Entertainment

How Richard Gilmore Found Out 'GG' Was Over

by Shannon Carlin

Like many of us, Lauren Graham doesn't remember much about Season 7 of Gilmore Girls. In Graham's memoir, Talking As Fast I Can: From Gilmore Girls To Gilmore Girls (And Everything In Between), she goes into some detail about the problems she had with the show's original final Amy Sherman-Palladino-less season. She says that season was part of a "tough year and sort of a jumble for me memory-wise." In fact, Graham totally forgot that Lorelai got married to Christopher at all. But what she does remember from that time is that how the cast found out about the series ending leaves a bad taste in her mouth — specifically when it comes to how Ed Herrmann found out.

The original final episode of the series, "Bon Voyage," was filmed before anyone actually knew if the show was coming back. Graham claims that she said a brief goodbye to everyone that night, and, in the coming weeks, there was discussion of whether the show would come back for a full season, a shorter one, or not at all. The latter was obviously the decision they came to, and it's one Graham learned of while out to dinner with a friend. Her agent called to tell her, but told her not to tell anyone else.

Graham assumed everyone was getting this terrible call, but she reveals that it was actually only her and Alexis Bledel who were given this courtesy. Others, as she notes, were told in "far less conventional ways," including Herrmann.
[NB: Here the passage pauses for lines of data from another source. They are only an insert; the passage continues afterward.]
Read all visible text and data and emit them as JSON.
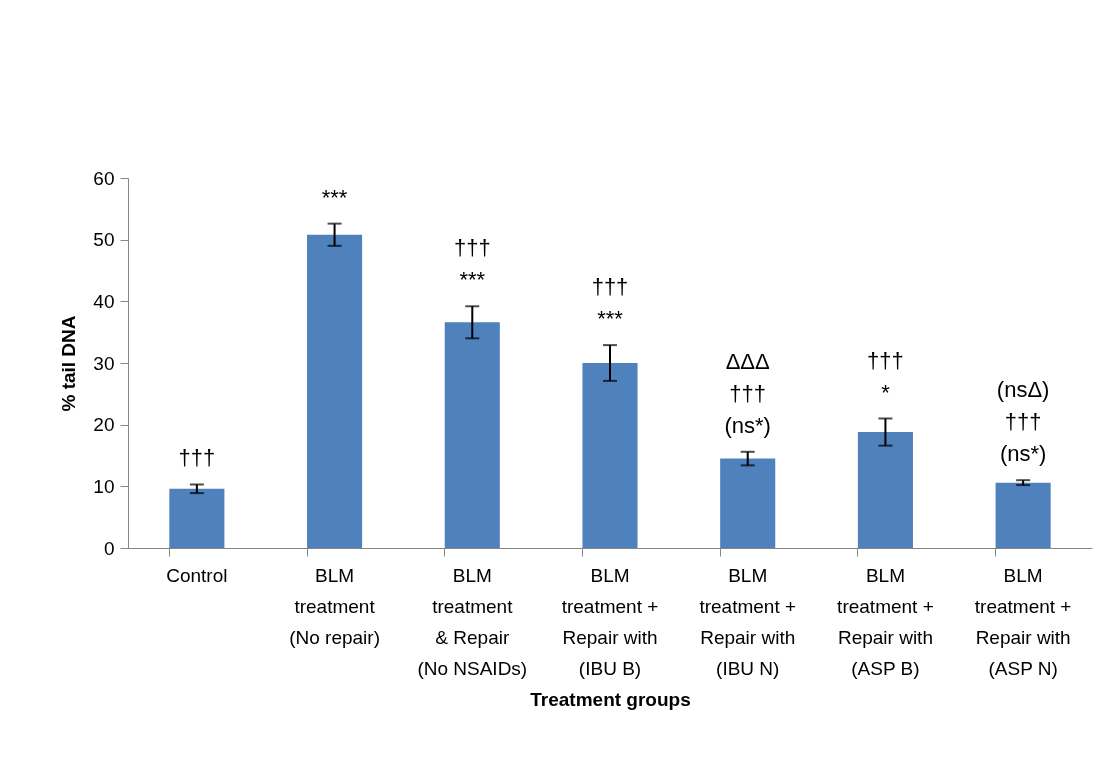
{
  "chart_data": {
    "type": "bar",
    "xlabel": "Treatment groups",
    "ylabel": "% tail DNA",
    "categories": [
      "Control",
      "BLM\ntreatment\n(No repair)",
      "BLM\ntreatment\n& Repair\n(No NSAIDs)",
      "BLM\ntreatment +\nRepair with\n(IBU B)",
      "BLM\ntreatment +\nRepair with\n(IBU N)",
      "BLM\ntreatment +\nRepair with\n(ASP B)",
      "BLM\ntreatment +\nRepair with\n(ASP N)"
    ],
    "values": [
      9.6,
      50.8,
      36.6,
      30.0,
      14.5,
      18.8,
      10.6
    ],
    "errors": [
      0.7,
      1.8,
      2.6,
      2.9,
      1.1,
      2.2,
      0.4
    ],
    "color": "#4f81bd",
    "ylim": [
      0,
      60
    ],
    "yticks": [
      0,
      10,
      20,
      30,
      40,
      50,
      60
    ],
    "grid": false,
    "annotations": [
      {
        "text": "†††",
        "x": "Control",
        "y": 10.3
      },
      {
        "text": "***",
        "x": "BLM\ntreatment\n(No repair)",
        "y": 52.6
      },
      {
        "text": "†††\n***",
        "x": "BLM\ntreatment\n& Repair\n(No NSAIDs)",
        "y": 39.2
      },
      {
        "text": "†††\n***",
        "x": "BLM\ntreatment +\nRepair with\n(IBU B)",
        "y": 32.9
      },
      {
        "text": "ΔΔΔ\n†††\n(ns*)",
        "x": "BLM\ntreatment +\nRepair with\n(IBU N)",
        "y": 15.6
      },
      {
        "text": "†††\n*",
        "x": "BLM\ntreatment +\nRepair with\n(ASP B)",
        "y": 21.0
      },
      {
        "text": "(nsΔ)\n†††\n(ns*)",
        "x": "BLM\ntreatment +\nRepair with\n(ASP N)",
        "y": 11.0
      }
    ]
  }
}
Graham claims that Herrmann "learned the show was cancelled from the clerk at a video store in Connecticut." Maybe because we all know him as Richard, who would not stand for such buffoonery, but, if true, this seems extremely sad. Thankfully, though, it seems this alleged event didn't effect the way he thought about the show. In a 2009 interview for an unauthorized book about the making of Gilmore Girls, Herrmann talked about the changes his characters made over the seasons, explaining that for him it was

...this relationship between the grandfather and the granddaughter blossom. Which was very hard on the daughter to see – this unaffected affection being expressed between her father and her daughter. That was a lovely dynamic element in the show that I really enjoyed.

It was something his own daughters enjoyed. While he didn't talk about his own feelings on the finale, besides noting, like everyone else, that it didn't have much of an ending, he remembered his daughter crying over the finale.
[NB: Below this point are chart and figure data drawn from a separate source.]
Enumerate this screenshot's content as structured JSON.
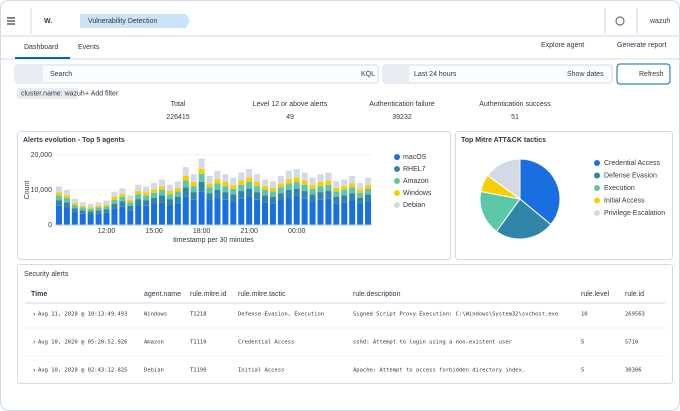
{
  "header": {
    "logo": "W.",
    "breadcrumb": "Vulnerability Detection",
    "user": "wazuh"
  },
  "tabs": [
    "Dashboard",
    "Events"
  ],
  "actions": [
    "Explore agent",
    "Generate report"
  ],
  "search": {
    "placeholder": "Search",
    "language": "KQL",
    "date_range": "Last 24 hours",
    "show_dates": "Show dates",
    "refresh": "Refresh"
  },
  "filters": {
    "pill": "cluster.name: wazuh",
    "add": "+ Add filter"
  },
  "metrics": [
    {
      "label": "Total",
      "value": 226415,
      "color": "#006bb4"
    },
    {
      "label": "Level 12 or above alerts",
      "value": 49,
      "color": "#bd271e"
    },
    {
      "label": "Authentication failure",
      "value": 39232,
      "color": "#bd271e"
    },
    {
      "label": "Authentication success",
      "value": 51,
      "color": "#006bb4"
    }
  ],
  "chart_data": [
    {
      "type": "bar",
      "stacked": true,
      "title": "Alerts evolution - Top 5 agents",
      "x_label": "timestamp per 30 minutes",
      "y_label": "Count",
      "categories": [
        null,
        null,
        null,
        null,
        null,
        null,
        "12:00",
        null,
        null,
        null,
        null,
        null,
        "15:00",
        null,
        null,
        null,
        null,
        null,
        "18:00",
        null,
        null,
        null,
        null,
        null,
        "21:00",
        null,
        null,
        null,
        null,
        null,
        "00:00",
        null,
        null,
        null,
        null,
        null,
        null,
        null,
        null,
        null
      ],
      "series": [
        {
          "name": "macOS",
          "color": "#1a6fe0",
          "values": [
            5500,
            5000,
            3700,
            3200,
            3000,
            3200,
            3500,
            4700,
            5200,
            4200,
            5700,
            5500,
            6000,
            6500,
            5700,
            6200,
            8200,
            7200,
            9500,
            7000,
            7700,
            7200,
            6700,
            7500,
            8000,
            7200,
            6500,
            6200,
            7000,
            7700,
            8000,
            7500,
            6700,
            7200,
            7500,
            6200,
            6500,
            7000,
            6000,
            6700
          ]
        },
        {
          "name": "RHEL7",
          "color": "#3185a8",
          "values": [
            1600,
            1500,
            1100,
            1000,
            900,
            1000,
            1000,
            1400,
            1600,
            1300,
            1700,
            1600,
            1800,
            2000,
            1700,
            1900,
            2500,
            2200,
            2800,
            2100,
            2300,
            2200,
            2000,
            2200,
            2400,
            2200,
            2000,
            1900,
            2100,
            2300,
            2400,
            2200,
            2000,
            2200,
            2200,
            1900,
            2000,
            2100,
            1800,
            2000
          ]
        },
        {
          "name": "Amazon",
          "color": "#5cc7a7",
          "values": [
            1300,
            1200,
            900,
            800,
            700,
            800,
            800,
            1100,
            1300,
            1000,
            1400,
            1300,
            1400,
            1600,
            1400,
            1500,
            2000,
            1700,
            2300,
            1700,
            1900,
            1700,
            1600,
            1800,
            1900,
            1700,
            1600,
            1500,
            1700,
            1900,
            1900,
            1800,
            1600,
            1700,
            1800,
            1500,
            1600,
            1700,
            1400,
            1600
          ]
        },
        {
          "name": "Windows",
          "color": "#f5d000",
          "values": [
            900,
            800,
            600,
            500,
            500,
            500,
            600,
            800,
            800,
            700,
            900,
            900,
            1000,
            1000,
            900,
            1000,
            1300,
            1200,
            1500,
            1100,
            1200,
            1200,
            1100,
            1200,
            1300,
            1200,
            1000,
            1000,
            1100,
            1200,
            1300,
            1200,
            1100,
            1200,
            1200,
            1000,
            1000,
            1100,
            1000,
            1100
          ]
        },
        {
          "name": "Debian",
          "color": "#d3dae6",
          "values": [
            1700,
            1500,
            1200,
            1000,
            900,
            1000,
            1100,
            1500,
            1600,
            1300,
            1800,
            1700,
            1800,
            1900,
            1800,
            1900,
            2500,
            2200,
            2900,
            2100,
            2400,
            2200,
            2100,
            2300,
            2400,
            2200,
            1900,
            1900,
            2100,
            2400,
            2400,
            2300,
            2100,
            2200,
            2300,
            1900,
            1900,
            2100,
            1800,
            2100
          ]
        }
      ],
      "ylim": [
        0,
        20000
      ],
      "yticks": [
        0,
        {
          "value": 10000,
          "label": "10,000"
        },
        {
          "value": 20000,
          "label": "20,000"
        }
      ],
      "legend": "right"
    },
    {
      "type": "pie",
      "title": "Top Mitre ATT&CK tactics",
      "categories": [
        "Credential Access",
        "Defense Evasion",
        "Execution",
        "Initial Access",
        "Privilege Escalation"
      ],
      "values": [
        36,
        24,
        18,
        7,
        15
      ],
      "colors": [
        "#1a6fe0",
        "#3185a8",
        "#5cc7a7",
        "#f5d000",
        "#d3dae6"
      ],
      "legend": "right"
    }
  ],
  "table": {
    "title": "Security alerts",
    "columns": [
      "Time",
      "agent.name",
      "rule.mitre.id",
      "rule.mitre.tactic",
      "rule.description",
      "rule.level",
      "rule.id"
    ],
    "rows": [
      [
        "Aug 11, 2020 @ 10:13:49.493",
        "Windows",
        "T1218",
        "Defense Evasion, Execution",
        "Signed Script Proxy Execution: C:\\Windows\\System32\\svchost.exe",
        10,
        269563
      ],
      [
        "Aug 10, 2020 @ 05:20:52.926",
        "Amazon",
        "T1110",
        "Credential Access",
        "sshd: Attempt to login using a non-existent user",
        5,
        5710
      ],
      [
        "Aug 10, 2020 @ 02:43:12.825",
        "Debian",
        "T1190",
        "Initial Access",
        "Apache: Attempt to access forbidden directory index.",
        5,
        30306
      ]
    ]
  }
}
When I asked the trouble, she said “It’s OVER. It just is OVER and nothing is settled! Does she marry Luke? What HAPPENS? You guys have to get together and make the ending. Can’t you just make a movie about it?” The explanation that the series didn’t belong to us didn’t mollify her. It still hasn’t. I have the feeling millions of kids (and mothers!) feel the same way.

For him, the end was never something that belonged to him, which is maybe why he never spoke about how he found out that it was over. Maybe reportedly hearing from a fan of the show felt about right for him.

Graham says now she would have handled it differently. "If I had to do it all over again, I'd have called everyone myself," she wrote. "And thrown a party, too." This certainly sounds like a very Lorelai thing to do. And having the chance to reconvene and say goodbye one last time with Gilmore Girls: A Year In The Life seems very fitting for this onscreen family.